(string quartet no. 2)

for string quartet


24 minutes


violins (2); viola and cello

Year Composed:  


Written For:            
Borromeo String Quartet

Commissioned By:

Koussevitzky Music Foundation
for the Borromeo String Quartet

Premiere Performance:

Cape Cod Chamber Music Festival

The Borromeo String Quartet:
Nicholas Kitchenm violin
Kristopher Tong, violin
Mai Motobuchi, viola
Yeesun Kim, cello

Program Notes:

String Quartet no. 2 – “Hope Cycles”, in one movement, focus on the endless war between Palestinians and Israelis in the Middle East from the small person’s point of view. As an Israeli myself, I always find it hard to explain to European /American people where is the real tragedy, the one of the individual person – not the one behind the “selected” pictures one sees on the TV screen or see in any other media. 

The music describes the fear, hate, anger, love, remorse, the claustrophobic and uncertain feeling of being under daily attack (no matter in what side one is.) I believe that without the hope for a real peaceful solution and for better life things would have been much worse – the hope, is what keeps people alive.
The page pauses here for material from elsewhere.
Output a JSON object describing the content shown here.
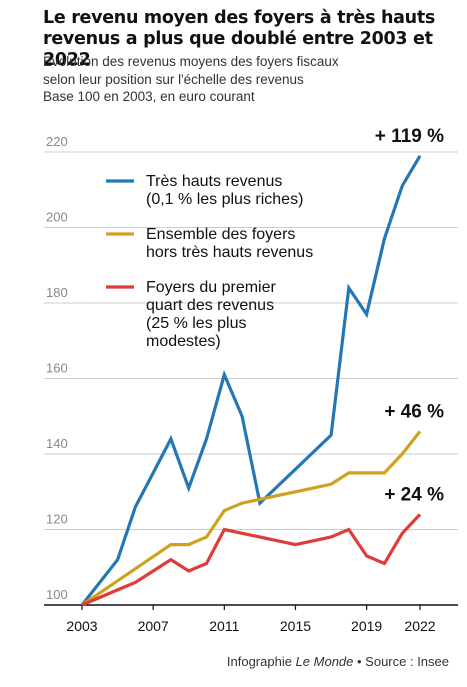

Yet, between one hopeful chapter to another the reality hits once more – more innocent victims die and more families are being destroyed, on a daily basis. Most of the stories of these individual victims never reach the international media, who ironically enough look only for “big numbers.”  
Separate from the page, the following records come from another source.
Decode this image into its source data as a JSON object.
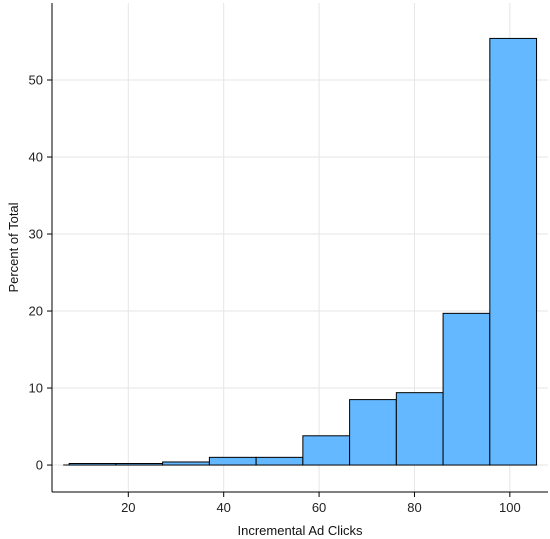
{
  "chart_data": {
    "type": "bar",
    "subtype": "histogram",
    "title": "",
    "xlabel": "Incremental Ad Clicks",
    "ylabel": "Percent of Total",
    "xlim": [
      4,
      108
    ],
    "ylim": [
      -3.5,
      60
    ],
    "xticks": [
      20,
      40,
      60,
      80,
      100
    ],
    "yticks": [
      0,
      10,
      20,
      30,
      40,
      50
    ],
    "grid": true,
    "legend": "none",
    "bar_color": "#63b8ff",
    "bar_edge_color": "#000000",
    "bins": [
      {
        "start": 7.6,
        "end": 17.4,
        "value": 0.2
      },
      {
        "start": 17.4,
        "end": 27.2,
        "value": 0.2
      },
      {
        "start": 27.2,
        "end": 37.0,
        "value": 0.4
      },
      {
        "start": 37.0,
        "end": 46.8,
        "value": 1.0
      },
      {
        "start": 46.8,
        "end": 56.6,
        "value": 1.0
      },
      {
        "start": 56.6,
        "end": 66.4,
        "value": 3.8
      },
      {
        "start": 66.4,
        "end": 76.2,
        "value": 8.5
      },
      {
        "start": 76.2,
        "end": 86.0,
        "value": 9.4
      },
      {
        "start": 86.0,
        "end": 95.8,
        "value": 19.7
      },
      {
        "start": 95.8,
        "end": 105.6,
        "value": 55.4
      }
    ]
  }
}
The viola, represents such an individual, who faces reality on its cruel side. Hoping, lamenting, loving, tendering, and accepting the sad reality. . . . The quartet is built of connected sections, which represent the occurring brutal fate as well as the fate’s acceptation as a natural part of life, the emotional whirlpools, the instability, the fighting, the lamenting emotion, the distanced and cold emotion, the hope, the disillusion, the farewell and the reoccurring destiny, moving on to the next victim.  
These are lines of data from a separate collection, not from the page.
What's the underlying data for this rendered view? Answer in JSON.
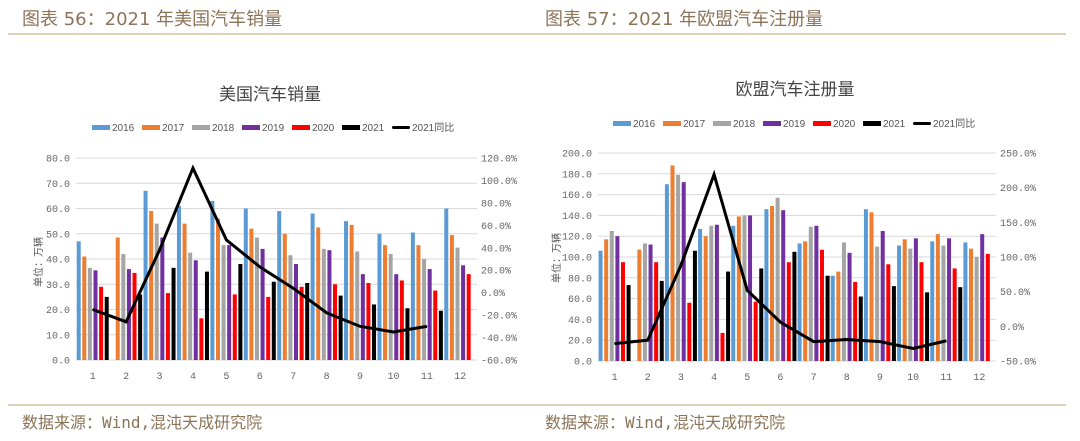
{
  "header": {
    "left_title": "图表 56：2021 年美国汽车销量",
    "right_title": "图表 57：2021 年欧盟汽车注册量"
  },
  "footer": {
    "left_source": "数据来源：Wind,混沌天成研究院",
    "right_source": "数据来源：Wind,混沌天成研究院"
  },
  "colors": {
    "rule": "#c9b38e",
    "2016": "#5b9bd5",
    "2017": "#ed7d31",
    "2018": "#a5a5a5",
    "2019": "#7030a0",
    "2020": "#ff0000",
    "2021": "#000000",
    "yoy": "#000000"
  },
  "chart_data": [
    {
      "type": "bar",
      "title": "美国汽车销量",
      "ylabel": "单位：万辆",
      "categories": [
        "1",
        "2",
        "3",
        "4",
        "5",
        "6",
        "7",
        "8",
        "9",
        "10",
        "11",
        "12"
      ],
      "ylim": [
        0,
        80
      ],
      "yticks": [
        "0.0",
        "10.0",
        "20.0",
        "30.0",
        "40.0",
        "50.0",
        "60.0",
        "70.0",
        "80.0"
      ],
      "y2lim": [
        -60,
        120
      ],
      "y2ticks": [
        "-60.0%",
        "-40.0%",
        "-20.0%",
        "0.0%",
        "20.0%",
        "40.0%",
        "60.0%",
        "80.0%",
        "100.0%",
        "120.0%"
      ],
      "grid": true,
      "legend": "top",
      "series": [
        {
          "name": "2016",
          "type": "bar",
          "values": [
            47,
            null,
            67,
            61,
            63,
            60,
            59,
            58,
            55,
            50,
            50.5,
            60
          ]
        },
        {
          "name": "2017",
          "type": "bar",
          "values": [
            41,
            48.5,
            59,
            54,
            56,
            52,
            50,
            52.5,
            53.5,
            45.5,
            45.5,
            49.5
          ]
        },
        {
          "name": "2018",
          "type": "bar",
          "values": [
            36.5,
            42,
            54,
            42.5,
            45.5,
            48.5,
            41.5,
            44,
            43,
            42,
            40,
            44.5
          ]
        },
        {
          "name": "2019",
          "type": "bar",
          "values": [
            35.5,
            36,
            48.5,
            39.5,
            45.5,
            44,
            38,
            43.5,
            34,
            34,
            36,
            37.5
          ]
        },
        {
          "name": "2020",
          "type": "bar",
          "values": [
            29,
            34.5,
            26.5,
            16.5,
            26,
            25,
            29,
            30,
            30.5,
            31.5,
            27.5,
            34
          ]
        },
        {
          "name": "2021",
          "type": "bar",
          "values": [
            25,
            26,
            36.5,
            35,
            38,
            31,
            30.5,
            25.5,
            22,
            20.5,
            19.5,
            null
          ]
        },
        {
          "name": "2021同比",
          "type": "line",
          "axis": "secondary",
          "unit": "%",
          "values": [
            -15,
            -26,
            38,
            111,
            47,
            23,
            4,
            -18,
            -30,
            -35,
            -30,
            null
          ]
        }
      ]
    },
    {
      "type": "bar",
      "title": "欧盟汽车注册量",
      "ylabel": "单位：万辆",
      "categories": [
        "1",
        "2",
        "3",
        "4",
        "5",
        "6",
        "7",
        "8",
        "9",
        "10",
        "11",
        "12"
      ],
      "ylim": [
        0,
        200
      ],
      "yticks": [
        "0.0",
        "20.0",
        "40.0",
        "60.0",
        "80.0",
        "100.0",
        "120.0",
        "140.0",
        "160.0",
        "180.0",
        "200.0"
      ],
      "y2lim": [
        -50,
        250
      ],
      "y2ticks": [
        "-50.0%",
        "0.0%",
        "50.0%",
        "100.0%",
        "150.0%",
        "200.0%",
        "250.0%"
      ],
      "grid": true,
      "legend": "top",
      "series": [
        {
          "name": "2016",
          "type": "bar",
          "values": [
            106,
            null,
            170,
            127,
            130,
            146,
            113,
            82,
            146,
            111,
            115,
            114
          ]
        },
        {
          "name": "2017",
          "type": "bar",
          "values": [
            117,
            107,
            188,
            120,
            139,
            149,
            115,
            86,
            143,
            117,
            122,
            108
          ]
        },
        {
          "name": "2018",
          "type": "bar",
          "values": [
            125,
            113,
            179,
            130,
            140,
            157,
            129,
            114,
            110,
            108,
            111,
            100
          ]
        },
        {
          "name": "2019",
          "type": "bar",
          "values": [
            120,
            112,
            172,
            131,
            140,
            145,
            130,
            104,
            125,
            118,
            118,
            122
          ]
        },
        {
          "name": "2020",
          "type": "bar",
          "values": [
            95,
            95,
            56,
            27,
            57,
            95,
            107,
            76,
            93,
            95,
            89,
            103
          ]
        },
        {
          "name": "2021",
          "type": "bar",
          "values": [
            73,
            77,
            106,
            86,
            89,
            105,
            82,
            62,
            72,
            66,
            71,
            null
          ]
        },
        {
          "name": "2021同比",
          "type": "line",
          "axis": "secondary",
          "unit": "%",
          "values": [
            -25,
            -20,
            88,
            219,
            52,
            6,
            -22,
            -19,
            -22,
            -32,
            -21,
            null
          ]
        }
      ]
    }
  ]
}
There are few short thematic fragments and motives which are repeated in different variations to create a stronger emotional feeling towards the end of the quartet. Some of these short motives include half scale of the Arabic “Maqam Hijaz”, as well as short fragments from Jewish Music. Funny enough, both motives are aurally and historically close related. Even though the subject is highly charged, I decided to restrain the emotional level of expression, so in many cases, except few short emotional bursts, one will perceive a somewhat cold, filtered expression, as if seeing a show from behind a glass. String Quartet no. 2 – “Hope Cycles” was written for Borromeo String Quartet, The Serge Koussevitzky Music Foundation in the Library of Congress and dedicated to the memory of Serge and Natalie Koussevitzky.